LABOUR was set to announce on Thursday of this week that it was going to ruin the old age of millions of workers. The government plans to increase the retirement age of public sector workers from 60 to 65 and scrap the final salary pension scheme, which guarantees workers security in their old age.
Thousands of low paid workers, particularly women, now face poverty in their old age after working until they drop to get their pensions.
Dave Prentis, general secretary of the Unison union, and GMB union leaders have pledged to oppose these attacks. Mark Serwotka, the general secretary of the PCS civil service workers’ union, has called for a public sector wide strike against any such attacks.
This is not just happening in the public sector. Almost 500 factory workers at the former Carpets International plant in Newbridge, South Wales, have lost up to 60 percent of their pensions after the company stopped paying into their scheme before going bust.
This common attack needs a common response from all the unions. It is great news that unions like the GMB are talking about balloting to defend our rights.
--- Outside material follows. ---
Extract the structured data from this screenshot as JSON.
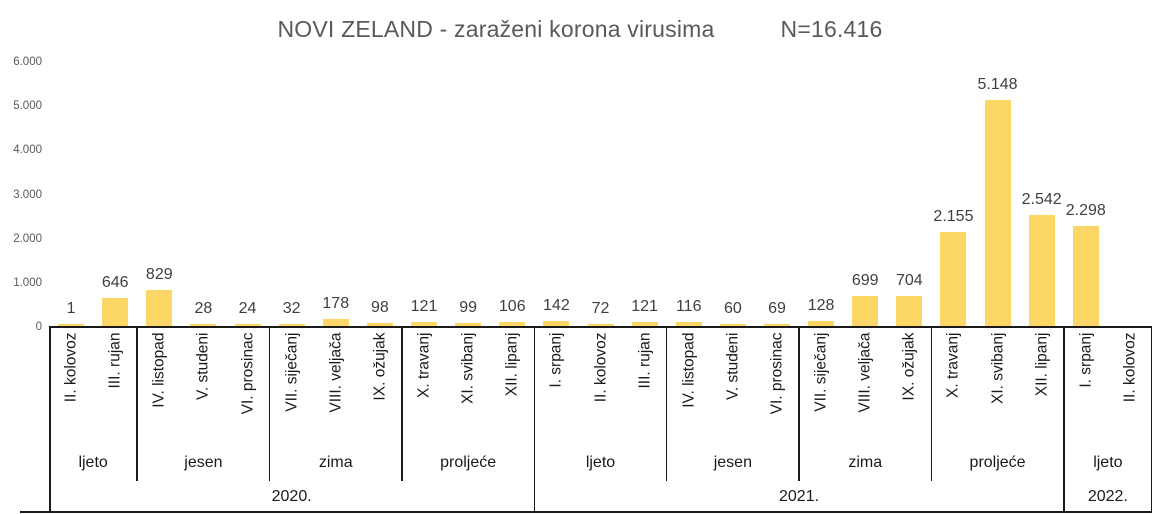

A PCS member in a small, traditionally non-militant office said that people were going mad when they heard about the plans this week. They were asking when they were going on strike.
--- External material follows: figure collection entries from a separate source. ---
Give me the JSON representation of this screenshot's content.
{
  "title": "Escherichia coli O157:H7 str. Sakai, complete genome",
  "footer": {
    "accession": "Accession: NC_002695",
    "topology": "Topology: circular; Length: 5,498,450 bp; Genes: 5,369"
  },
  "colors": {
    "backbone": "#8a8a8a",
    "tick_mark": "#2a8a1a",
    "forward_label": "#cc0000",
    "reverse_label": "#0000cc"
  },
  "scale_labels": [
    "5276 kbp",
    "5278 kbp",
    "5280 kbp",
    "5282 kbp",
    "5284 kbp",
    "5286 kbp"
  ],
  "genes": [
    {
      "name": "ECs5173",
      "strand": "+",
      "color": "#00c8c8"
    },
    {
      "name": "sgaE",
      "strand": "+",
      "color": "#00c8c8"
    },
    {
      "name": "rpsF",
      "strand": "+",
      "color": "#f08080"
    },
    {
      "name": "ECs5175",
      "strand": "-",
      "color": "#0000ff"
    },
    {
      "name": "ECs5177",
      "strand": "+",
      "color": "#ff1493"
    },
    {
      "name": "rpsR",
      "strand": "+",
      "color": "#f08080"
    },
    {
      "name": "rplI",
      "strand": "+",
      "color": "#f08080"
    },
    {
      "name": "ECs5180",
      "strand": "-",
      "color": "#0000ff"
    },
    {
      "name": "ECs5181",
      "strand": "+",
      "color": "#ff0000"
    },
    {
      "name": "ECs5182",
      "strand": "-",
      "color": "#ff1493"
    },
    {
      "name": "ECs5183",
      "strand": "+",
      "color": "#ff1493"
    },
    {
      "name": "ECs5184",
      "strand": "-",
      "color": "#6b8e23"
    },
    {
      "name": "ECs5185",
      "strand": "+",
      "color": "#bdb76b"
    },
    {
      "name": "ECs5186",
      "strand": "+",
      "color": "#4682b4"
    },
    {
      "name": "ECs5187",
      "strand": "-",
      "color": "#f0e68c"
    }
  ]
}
It is essential that the unions take action regardless of next year’s expected general election. Some union leaders may think that sitting in cosy rooms with Gordon Brown will get them somewhere.
But that has not borne any fruit so far. In fact, things have got worse. It is crucial that we oppose the government. The next term of a Labour government could be the worst of the lot for the public sector—through job cuts, attacks on conditions and privatisation.
We have to send a message that Labour can’t get away with this. What is required is a strike right across the public sector. It is only through common action that we will defeat these attacks.